Elevation Gain: 1,611m
Distance: 8.39km
Total Time: 5 hours 16 minutes
Date: May 31st, 2024
Rwanda is by no doubt an amazingly beautiful country filled with verdant green farm fields, winding mountainous roads and a bustling population recovering from the deep wounds of not to distant genocide. Most people visit for the cultural experience or to see the wildlife; especially the mountain gorillas located around the Volcano National Park. That’s how Andrea and I found ourselves there in May of 2024. Her parents had invited us along for a trip through Kenya and Rwanda to view the wildlife. It just so happened that we had one free day in our itinerary around Volcano National Park and we were super excited to take advantage with a hike. There’s one big down side though. Rwanada isn’t Canada. You can’t just hike at your discretion through the wilderness or even on established trails. Especially within the park. There are dangerous animals and contentious border relations that make having a guide a legal requirement to hike any of the peaks. Andrea and I weren’t phased though and we started planning out which guided offering would be the best. Our first hurdle was arranging for a 4×4 to get us to any of the trail heads as Andrea’s family would take the shared 4×4 to their own hike. Thankfully our guide for Rwanda was able to arrange one for us and now we just had to pick which summit.
The most interesting one looked to be Mount Sabinyo; a jagged multi-spire volcano at the center of the park. Unfortunately, there’s no trails from the Rwandan side that go to the top, so that’s a no go. The peak most pushed on us by park guides was Mount Bisoke. It’s host to a beautiful summit lake that’s filled the caldera and is by far the most popular in the park. After some more in-depth research we discovered that the guides do not allow anyone to go to the true summit as it borders with the DRC and there is some agreement between the countries to give a buffer here. The only successful accounts I found were where the guides had been ignored or a member snuck off and all required some form of confrontation. This really didn’t appeal to either of us so that more or less left two options: Mount Mgahinga or Mount Muhabura. There’s a third summit: Karisimbi, but it requires a two day approach so there’s no way to make it work.
After much deliberation we decided on Muhabura. There was some apprehension as there’s a narrow window to actually hike to the summit. The guided activities all start around 7:30am, but you won’t reach the trail head until 9am and there’s a 1pm turn around time. Given the summit is over 4000m and 1600m of elevation to be gained on trail, it’s no small task. I had concerns there wouldn’t be enough time and I surmise that most groups do not make it even close in this time frame. Andrea was feeling confident and I knew from my own altitude experience it could be done, so Muhabura it was! Coincidentally, my friend Steven had just climbed this peak a few months prior so we more or less knew what to expect.
The cost of the trip was around $80USD each as I recall and it came with a guide and 6 or 7 military soldiers that would be required to guide us to the top. A pretty small fare for an overkill entourage. On the day off, we showed up to the park entrance and did the usual toil work before getting in our vehicle and driving ~1.5 hours along nice roads until the last few kilometers.

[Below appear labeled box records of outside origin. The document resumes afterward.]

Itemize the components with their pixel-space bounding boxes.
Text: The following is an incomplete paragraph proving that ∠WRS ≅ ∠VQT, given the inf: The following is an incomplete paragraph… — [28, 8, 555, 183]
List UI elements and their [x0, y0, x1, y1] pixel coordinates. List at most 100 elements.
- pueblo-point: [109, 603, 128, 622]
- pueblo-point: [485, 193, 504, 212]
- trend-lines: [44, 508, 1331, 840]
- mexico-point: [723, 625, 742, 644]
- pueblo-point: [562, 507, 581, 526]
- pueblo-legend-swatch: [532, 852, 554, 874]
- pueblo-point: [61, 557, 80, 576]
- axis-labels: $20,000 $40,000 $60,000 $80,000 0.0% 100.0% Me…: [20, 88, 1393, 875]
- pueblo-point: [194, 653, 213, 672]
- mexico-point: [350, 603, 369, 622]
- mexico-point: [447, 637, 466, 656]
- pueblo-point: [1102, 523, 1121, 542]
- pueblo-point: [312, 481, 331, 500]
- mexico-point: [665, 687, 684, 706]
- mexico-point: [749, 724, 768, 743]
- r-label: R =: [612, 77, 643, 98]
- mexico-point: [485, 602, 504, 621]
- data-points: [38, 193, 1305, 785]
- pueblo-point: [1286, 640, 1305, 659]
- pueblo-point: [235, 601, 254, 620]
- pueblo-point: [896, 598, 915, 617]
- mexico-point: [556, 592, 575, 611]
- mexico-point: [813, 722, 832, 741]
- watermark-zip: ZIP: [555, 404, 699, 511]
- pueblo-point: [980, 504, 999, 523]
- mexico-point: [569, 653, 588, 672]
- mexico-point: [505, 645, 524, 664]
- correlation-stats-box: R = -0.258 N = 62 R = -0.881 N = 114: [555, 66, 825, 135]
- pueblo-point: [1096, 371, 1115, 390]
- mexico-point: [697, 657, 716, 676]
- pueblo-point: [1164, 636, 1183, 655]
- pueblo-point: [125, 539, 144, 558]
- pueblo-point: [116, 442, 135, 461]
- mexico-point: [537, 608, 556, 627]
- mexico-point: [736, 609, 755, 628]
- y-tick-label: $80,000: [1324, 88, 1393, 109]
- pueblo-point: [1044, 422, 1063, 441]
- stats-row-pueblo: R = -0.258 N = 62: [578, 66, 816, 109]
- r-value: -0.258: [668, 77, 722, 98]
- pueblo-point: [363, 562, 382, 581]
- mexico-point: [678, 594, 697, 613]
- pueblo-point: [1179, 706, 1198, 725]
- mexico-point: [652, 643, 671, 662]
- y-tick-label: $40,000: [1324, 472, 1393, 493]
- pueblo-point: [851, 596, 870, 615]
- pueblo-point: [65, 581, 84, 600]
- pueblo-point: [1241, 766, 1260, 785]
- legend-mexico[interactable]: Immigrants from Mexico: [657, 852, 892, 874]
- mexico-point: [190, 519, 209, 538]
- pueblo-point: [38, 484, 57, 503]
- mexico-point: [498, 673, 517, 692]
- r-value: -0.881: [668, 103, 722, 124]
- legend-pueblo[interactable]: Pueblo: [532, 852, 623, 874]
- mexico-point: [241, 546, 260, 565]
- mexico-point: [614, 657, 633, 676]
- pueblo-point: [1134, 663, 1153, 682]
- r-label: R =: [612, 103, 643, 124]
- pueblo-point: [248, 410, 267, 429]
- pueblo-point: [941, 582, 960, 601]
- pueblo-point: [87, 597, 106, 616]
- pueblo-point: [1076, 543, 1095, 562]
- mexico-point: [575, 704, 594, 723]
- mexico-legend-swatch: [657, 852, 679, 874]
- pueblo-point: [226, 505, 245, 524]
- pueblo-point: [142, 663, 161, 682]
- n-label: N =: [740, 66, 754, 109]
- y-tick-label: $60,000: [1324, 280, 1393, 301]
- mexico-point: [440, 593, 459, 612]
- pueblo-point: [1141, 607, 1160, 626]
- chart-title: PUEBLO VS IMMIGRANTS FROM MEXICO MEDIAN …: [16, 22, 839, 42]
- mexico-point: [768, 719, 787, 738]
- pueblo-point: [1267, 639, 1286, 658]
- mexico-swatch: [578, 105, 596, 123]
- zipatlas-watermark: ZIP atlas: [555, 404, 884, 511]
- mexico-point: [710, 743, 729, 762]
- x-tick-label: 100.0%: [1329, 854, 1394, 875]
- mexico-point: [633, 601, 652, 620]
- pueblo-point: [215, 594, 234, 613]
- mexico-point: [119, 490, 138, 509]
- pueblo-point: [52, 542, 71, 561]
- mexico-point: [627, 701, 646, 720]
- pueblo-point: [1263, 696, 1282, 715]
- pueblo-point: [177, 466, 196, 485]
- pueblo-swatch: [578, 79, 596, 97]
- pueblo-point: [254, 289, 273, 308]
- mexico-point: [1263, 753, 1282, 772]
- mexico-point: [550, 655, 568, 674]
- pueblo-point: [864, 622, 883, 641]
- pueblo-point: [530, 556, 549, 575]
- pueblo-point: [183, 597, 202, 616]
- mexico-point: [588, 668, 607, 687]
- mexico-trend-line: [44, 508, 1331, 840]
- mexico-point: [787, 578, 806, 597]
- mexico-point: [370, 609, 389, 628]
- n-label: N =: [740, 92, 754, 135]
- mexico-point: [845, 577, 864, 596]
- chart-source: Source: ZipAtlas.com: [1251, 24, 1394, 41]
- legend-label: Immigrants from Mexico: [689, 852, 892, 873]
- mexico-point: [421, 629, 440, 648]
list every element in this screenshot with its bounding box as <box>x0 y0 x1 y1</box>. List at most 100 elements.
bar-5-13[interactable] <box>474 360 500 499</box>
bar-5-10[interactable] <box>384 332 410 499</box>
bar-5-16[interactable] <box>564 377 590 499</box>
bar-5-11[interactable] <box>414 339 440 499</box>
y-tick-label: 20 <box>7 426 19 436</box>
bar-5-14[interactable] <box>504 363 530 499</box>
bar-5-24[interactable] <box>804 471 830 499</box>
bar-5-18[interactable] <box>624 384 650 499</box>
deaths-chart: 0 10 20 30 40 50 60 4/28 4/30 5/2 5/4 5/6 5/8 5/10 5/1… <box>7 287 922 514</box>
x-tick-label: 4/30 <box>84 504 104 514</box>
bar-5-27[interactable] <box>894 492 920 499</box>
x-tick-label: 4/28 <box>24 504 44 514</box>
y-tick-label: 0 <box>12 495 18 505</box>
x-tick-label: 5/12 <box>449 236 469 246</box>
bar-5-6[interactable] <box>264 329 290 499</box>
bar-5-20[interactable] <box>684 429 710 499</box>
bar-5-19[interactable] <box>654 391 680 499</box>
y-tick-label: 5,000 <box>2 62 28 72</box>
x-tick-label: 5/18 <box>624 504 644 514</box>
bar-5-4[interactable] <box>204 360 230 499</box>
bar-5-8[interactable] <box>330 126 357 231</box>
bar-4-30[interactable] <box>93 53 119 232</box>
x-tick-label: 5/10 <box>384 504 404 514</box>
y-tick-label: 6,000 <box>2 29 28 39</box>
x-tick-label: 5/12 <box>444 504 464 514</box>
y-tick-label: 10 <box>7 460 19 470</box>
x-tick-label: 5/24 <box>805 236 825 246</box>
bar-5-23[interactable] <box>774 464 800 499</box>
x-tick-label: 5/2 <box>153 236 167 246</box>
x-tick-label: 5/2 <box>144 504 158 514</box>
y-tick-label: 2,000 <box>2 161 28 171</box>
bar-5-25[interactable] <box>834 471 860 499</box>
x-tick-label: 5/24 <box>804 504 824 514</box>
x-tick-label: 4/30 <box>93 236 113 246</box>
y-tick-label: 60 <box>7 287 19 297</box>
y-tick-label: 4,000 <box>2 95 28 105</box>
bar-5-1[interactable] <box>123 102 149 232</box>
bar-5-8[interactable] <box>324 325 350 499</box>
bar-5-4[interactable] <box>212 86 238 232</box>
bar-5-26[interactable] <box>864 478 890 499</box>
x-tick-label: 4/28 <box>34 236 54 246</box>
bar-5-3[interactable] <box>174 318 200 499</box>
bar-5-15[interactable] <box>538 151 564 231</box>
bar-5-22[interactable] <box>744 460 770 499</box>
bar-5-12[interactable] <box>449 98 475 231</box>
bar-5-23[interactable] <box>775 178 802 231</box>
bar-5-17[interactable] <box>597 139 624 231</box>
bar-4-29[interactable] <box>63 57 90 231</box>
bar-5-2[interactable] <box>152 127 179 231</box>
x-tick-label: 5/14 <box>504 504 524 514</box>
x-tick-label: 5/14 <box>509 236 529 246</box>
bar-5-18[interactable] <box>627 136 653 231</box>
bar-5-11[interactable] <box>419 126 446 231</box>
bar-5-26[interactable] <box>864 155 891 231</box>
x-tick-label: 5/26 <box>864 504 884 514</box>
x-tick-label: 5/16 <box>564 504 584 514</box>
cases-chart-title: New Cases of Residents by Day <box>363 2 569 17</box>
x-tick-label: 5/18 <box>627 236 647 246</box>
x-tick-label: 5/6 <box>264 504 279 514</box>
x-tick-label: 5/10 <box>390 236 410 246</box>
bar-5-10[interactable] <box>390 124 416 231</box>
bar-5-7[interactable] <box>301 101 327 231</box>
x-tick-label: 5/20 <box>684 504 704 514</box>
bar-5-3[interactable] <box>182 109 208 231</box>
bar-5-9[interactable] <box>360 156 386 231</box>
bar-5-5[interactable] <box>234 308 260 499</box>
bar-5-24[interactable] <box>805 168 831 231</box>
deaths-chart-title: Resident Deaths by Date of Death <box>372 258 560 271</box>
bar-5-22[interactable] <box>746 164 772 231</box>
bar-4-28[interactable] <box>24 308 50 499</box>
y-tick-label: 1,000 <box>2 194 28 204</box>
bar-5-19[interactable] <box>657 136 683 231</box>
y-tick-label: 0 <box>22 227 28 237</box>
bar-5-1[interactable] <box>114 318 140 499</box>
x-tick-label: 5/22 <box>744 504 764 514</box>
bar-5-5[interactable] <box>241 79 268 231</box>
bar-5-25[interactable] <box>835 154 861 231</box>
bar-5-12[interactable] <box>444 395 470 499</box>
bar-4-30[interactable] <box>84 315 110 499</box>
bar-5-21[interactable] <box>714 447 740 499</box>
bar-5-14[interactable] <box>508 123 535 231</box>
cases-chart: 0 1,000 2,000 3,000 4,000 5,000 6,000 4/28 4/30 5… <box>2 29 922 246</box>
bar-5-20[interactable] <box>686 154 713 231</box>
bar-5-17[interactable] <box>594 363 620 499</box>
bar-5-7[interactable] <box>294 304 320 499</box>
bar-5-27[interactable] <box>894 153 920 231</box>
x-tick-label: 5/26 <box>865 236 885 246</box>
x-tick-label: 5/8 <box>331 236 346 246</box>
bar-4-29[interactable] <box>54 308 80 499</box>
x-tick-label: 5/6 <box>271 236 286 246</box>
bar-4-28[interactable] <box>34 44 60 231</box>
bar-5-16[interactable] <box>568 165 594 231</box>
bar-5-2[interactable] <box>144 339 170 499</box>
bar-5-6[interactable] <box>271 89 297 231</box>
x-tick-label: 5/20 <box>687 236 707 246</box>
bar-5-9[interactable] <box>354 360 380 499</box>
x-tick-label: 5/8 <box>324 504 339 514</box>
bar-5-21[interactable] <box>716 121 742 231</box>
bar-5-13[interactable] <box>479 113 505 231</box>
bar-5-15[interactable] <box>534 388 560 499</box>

We stopped at the outskirts of a small town where our guide gathered one porter and then started up a trail through the farm fields on the lower flanks of Muhabura.
This trail took us to the edge of the park where the military escort was awaiting us and then we started our hike up through the steep jungle. There’s not much to say here as it’s an established trail, albeit steep and we simply followed the guide. At about 3200m things got more interesting as we could now see the long ridge line up to the summit. The elevation effects also start kicking up a notch around here, but we were mostly on track and continued behind the guide.
About 1 or 200m below the west shoulder our guide started to get more concerned about the turn around time. Andrea had been feeling the altitude by now, but kept trucking along. Just above the shoulder the guide finally suggested that we split off to help speed things up. That, to my surprise, lit a fire under Andrea and she left her bag with the porter, armed herself with two hiking poles and went full steam ahead in an effort to avoid a forced turn around. The extra gusto paid off and we were soon on the last section of the ridge to the summit. Above we could see a large group who had approached from the Uganadan side.
As we crested the summit there was a big relief in both of us that we had made it without being turned back. Our guide John had graciously allowed us to go 30 minutes past the deadline and now even set some time aside on the summit for us to relax. He shared some exceptionally tasty home made tea with us and we hung out for another 20 minutes before finally having to return. We departed after some customary summit sign photos and followed the same path all the way back. By some luck we avoided any afternoon showers and had a very easy descent down the steep trail and into the forest. Our driver was waiting for us at the trail head and whisked us off the park entrance and then home shortly after.
I found the summit to be quite beautiful and as far as hiking is concerned very straightforward. However, the red tape is not worth it at all for the summits in a country like Rwanda. I’d really only go for other reasons and include these peaks as a side excursion if you can make the time for it. I’m not a fan of using guides, but there’s no other option out there and it makes me realize how I take our BC wilderness for granted at times.